Por outro lado, tornou-se um cliché associar as personalidades atormentadas à criatividade, assim como a loucura à genialidade. Previsivelmente, proliferarão sempre exemplos que confirmam os lugares-comuns. Num artigo escrito para a New Yorker  no ano passado acerca de James Joyce, Louis Menand recordou que o escritor se definiu perante Carl Jung como “um homem de pouca virtude, inclinado à extravagância e ao alcoolismo”. Para este psiquiatra suíço, discípulo e amigo de Freud, esclarece Menand, “Joyce era esquizofrénico, mas funcional porque era um génio”.

Se reflectirmos que os escritores são viciados em solidão (provavelmente um dos vícios menos nefastos que afectam a casta…), e que imitam os deuses quando constroem o seu universo ficcional, compreendemos a magnitude da empreitada.
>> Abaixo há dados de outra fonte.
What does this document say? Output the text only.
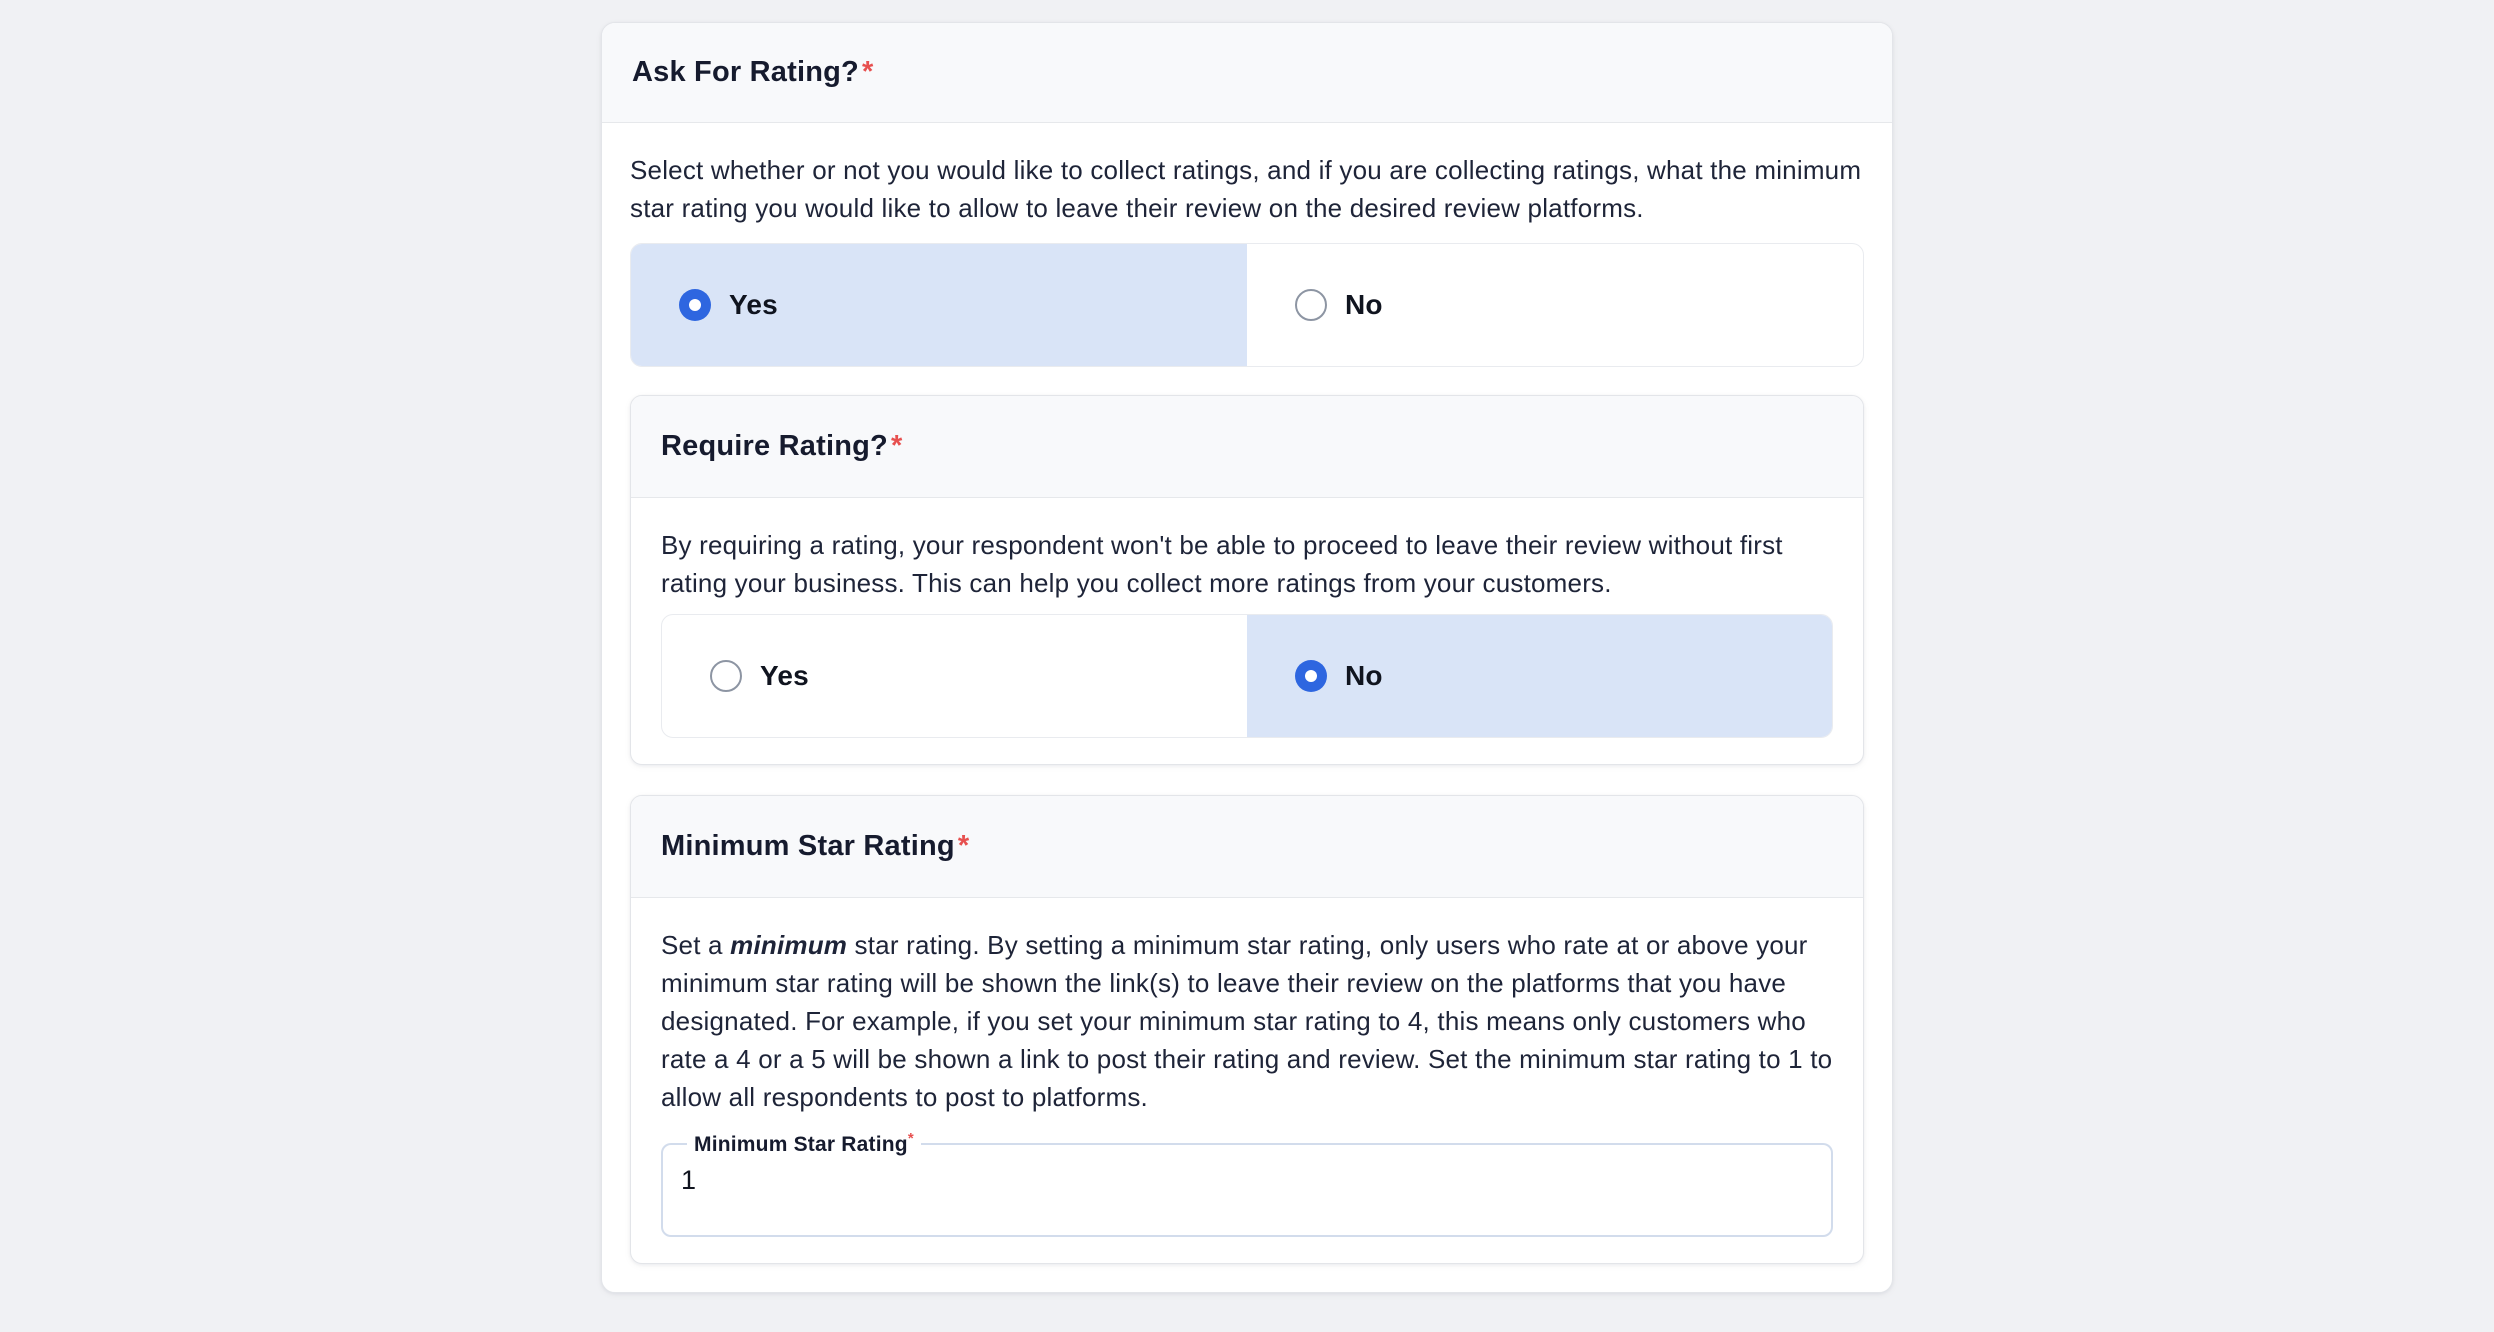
Ask For Rating? *

Select whether or not you would like to collect ratings, and if you are collecting ratings, what the minimum star rating you would like to allow to leave their review on the desired review platforms.

Yes	No
Require Rating? *

By requiring a rating, your respondent won't be able to proceed to leave their review without first rating your business. This can help you collect more ratings from your customers.

Yes	No
Minimum Star Rating *

Set a minimum star rating. By setting a minimum star rating, only users who rate at or above your minimum star rating will be shown the link(s) to leave their review on the platforms that you have designated. For example, if you set your minimum star rating to 4, this means only customers who rate a 4 or a 5 will be shown a link to post their rating and review. Set the minimum star rating to 1 to allow all respondents to post to platforms.

Minimum Star Rating*
1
A usurpação do papel de Deus, mesmo no reino do faz-de-conta, obriga à dolorosa exposição (e confronto) das misérias e das grandezas da condição humana. E implica, à semelhança da relação tradicional entre os fiéis e o objecto da sua devoção, a probabilidade da rebeldia. É quando os personagens escapam ao escritor-deus que este se divide entre a insidiosa erosão do seu poder e o fascínio pela autonomia dos seus filhos dilectos. E nada nos aproxima mais da loucura que o contraditório nos sentimentos.